Selflessness – September 23, 2007

Our greatest blessings and deepest joys always come from helping others, from opening our hearts to someone in need. Service is evidence of our love, but it can also be its catalyst. While it’s true that we serve those we love, it is equally true that we love those we serve.

A young man who often helped babysit and care for his younger sister recalled how close he felt to her during those years when she needed him. As they both grew older, though, they went through a time when they weren’t getting along so well.

Then one day, after playing soccer in the sweltering heat, he was just about to cool off with a cup of ice-cold juice when he noticed that his sister was hot too and had nothing to drink. So he gave her his drink. In that selfless moment, he felt a renewal of his love for her.1

In similar manner, an elderly man watched his wife of many decades slowly going blind. She could no longer see well enough to paint her own fingernails. Without being asked, he began to paint her fingernails for her. He knew that she could see her fingernails when she held them close to her eyes, at just the right angle, and they made her smile. He liked to see her happy, so he kept painting her nails for more than five years before she passed away.
Put simply, we are selfless when we think of others, when we put aside our desires for those of another, when we serve others.
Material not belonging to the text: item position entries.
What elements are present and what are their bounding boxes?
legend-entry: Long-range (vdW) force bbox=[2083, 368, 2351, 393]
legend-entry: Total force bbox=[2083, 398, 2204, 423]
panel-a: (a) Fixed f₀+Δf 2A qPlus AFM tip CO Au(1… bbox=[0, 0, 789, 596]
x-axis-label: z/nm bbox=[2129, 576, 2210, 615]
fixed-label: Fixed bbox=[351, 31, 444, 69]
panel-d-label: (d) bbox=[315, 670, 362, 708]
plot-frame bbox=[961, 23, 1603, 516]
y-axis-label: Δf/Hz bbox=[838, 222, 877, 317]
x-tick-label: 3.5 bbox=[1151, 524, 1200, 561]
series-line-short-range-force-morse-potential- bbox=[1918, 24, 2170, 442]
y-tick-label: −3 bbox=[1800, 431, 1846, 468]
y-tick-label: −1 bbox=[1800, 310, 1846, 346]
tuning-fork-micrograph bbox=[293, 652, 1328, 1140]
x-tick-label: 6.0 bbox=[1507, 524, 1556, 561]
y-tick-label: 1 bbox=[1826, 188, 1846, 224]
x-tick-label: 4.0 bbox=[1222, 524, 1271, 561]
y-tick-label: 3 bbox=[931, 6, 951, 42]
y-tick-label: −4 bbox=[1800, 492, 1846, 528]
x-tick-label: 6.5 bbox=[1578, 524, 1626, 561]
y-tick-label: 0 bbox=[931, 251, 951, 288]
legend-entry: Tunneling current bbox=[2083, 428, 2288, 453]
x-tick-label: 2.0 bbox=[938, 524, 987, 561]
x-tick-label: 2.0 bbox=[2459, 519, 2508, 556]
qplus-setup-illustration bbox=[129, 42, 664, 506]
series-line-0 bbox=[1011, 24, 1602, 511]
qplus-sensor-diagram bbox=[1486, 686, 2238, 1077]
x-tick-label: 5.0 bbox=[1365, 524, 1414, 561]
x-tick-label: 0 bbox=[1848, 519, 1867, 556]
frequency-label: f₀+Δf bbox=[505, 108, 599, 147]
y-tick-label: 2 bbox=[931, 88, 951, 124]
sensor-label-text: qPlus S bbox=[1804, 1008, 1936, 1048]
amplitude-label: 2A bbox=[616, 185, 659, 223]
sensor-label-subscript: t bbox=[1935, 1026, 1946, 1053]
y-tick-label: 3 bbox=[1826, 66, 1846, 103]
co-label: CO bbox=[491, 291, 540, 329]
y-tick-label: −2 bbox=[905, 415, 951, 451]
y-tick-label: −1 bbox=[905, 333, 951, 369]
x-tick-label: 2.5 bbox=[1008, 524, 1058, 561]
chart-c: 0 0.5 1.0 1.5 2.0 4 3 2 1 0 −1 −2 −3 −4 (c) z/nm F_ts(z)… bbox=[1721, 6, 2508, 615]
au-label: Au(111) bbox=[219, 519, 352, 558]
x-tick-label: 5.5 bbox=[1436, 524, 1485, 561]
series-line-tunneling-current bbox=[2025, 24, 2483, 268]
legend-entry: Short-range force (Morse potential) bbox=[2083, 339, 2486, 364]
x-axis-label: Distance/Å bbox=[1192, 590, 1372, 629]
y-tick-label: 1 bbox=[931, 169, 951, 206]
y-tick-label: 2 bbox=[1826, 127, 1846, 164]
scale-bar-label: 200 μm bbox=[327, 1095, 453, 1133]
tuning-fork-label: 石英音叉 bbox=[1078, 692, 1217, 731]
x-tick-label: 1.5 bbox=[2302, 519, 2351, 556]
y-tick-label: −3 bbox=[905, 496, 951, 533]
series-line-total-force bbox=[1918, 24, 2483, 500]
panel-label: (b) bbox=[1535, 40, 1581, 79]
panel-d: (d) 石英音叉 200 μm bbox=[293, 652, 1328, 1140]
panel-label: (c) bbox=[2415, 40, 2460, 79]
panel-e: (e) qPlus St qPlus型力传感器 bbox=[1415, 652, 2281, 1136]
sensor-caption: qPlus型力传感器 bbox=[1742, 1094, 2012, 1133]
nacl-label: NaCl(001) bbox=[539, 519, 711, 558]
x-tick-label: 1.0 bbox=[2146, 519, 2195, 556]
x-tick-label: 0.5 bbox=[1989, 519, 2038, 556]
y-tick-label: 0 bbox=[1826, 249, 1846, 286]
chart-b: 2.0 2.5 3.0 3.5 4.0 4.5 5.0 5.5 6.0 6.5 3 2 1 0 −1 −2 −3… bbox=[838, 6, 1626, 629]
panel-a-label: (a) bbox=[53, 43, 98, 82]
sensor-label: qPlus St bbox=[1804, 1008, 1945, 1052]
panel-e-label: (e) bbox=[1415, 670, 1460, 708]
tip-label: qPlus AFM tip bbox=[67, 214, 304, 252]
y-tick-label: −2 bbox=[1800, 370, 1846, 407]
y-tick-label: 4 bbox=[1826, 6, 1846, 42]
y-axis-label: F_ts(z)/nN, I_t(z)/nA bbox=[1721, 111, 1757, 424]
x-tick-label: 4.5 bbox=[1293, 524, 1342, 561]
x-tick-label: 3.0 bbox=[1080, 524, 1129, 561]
Selflessness is usually not manifest in grandiose, dramatic ways but in simple, day-to-day opportunities and interactions we see around us. Sometimes the actions are large, but most often they’re small—and always they come from the heart.
 
 
Program #4072

1See Kathleen Slaugh Bahr and others, “The Meaning and Blessings of Family Work,” Strengthening Our Families: An In-Depth Look at the Proclamation on the Family, ed. David C. Dollahite (2000), 179.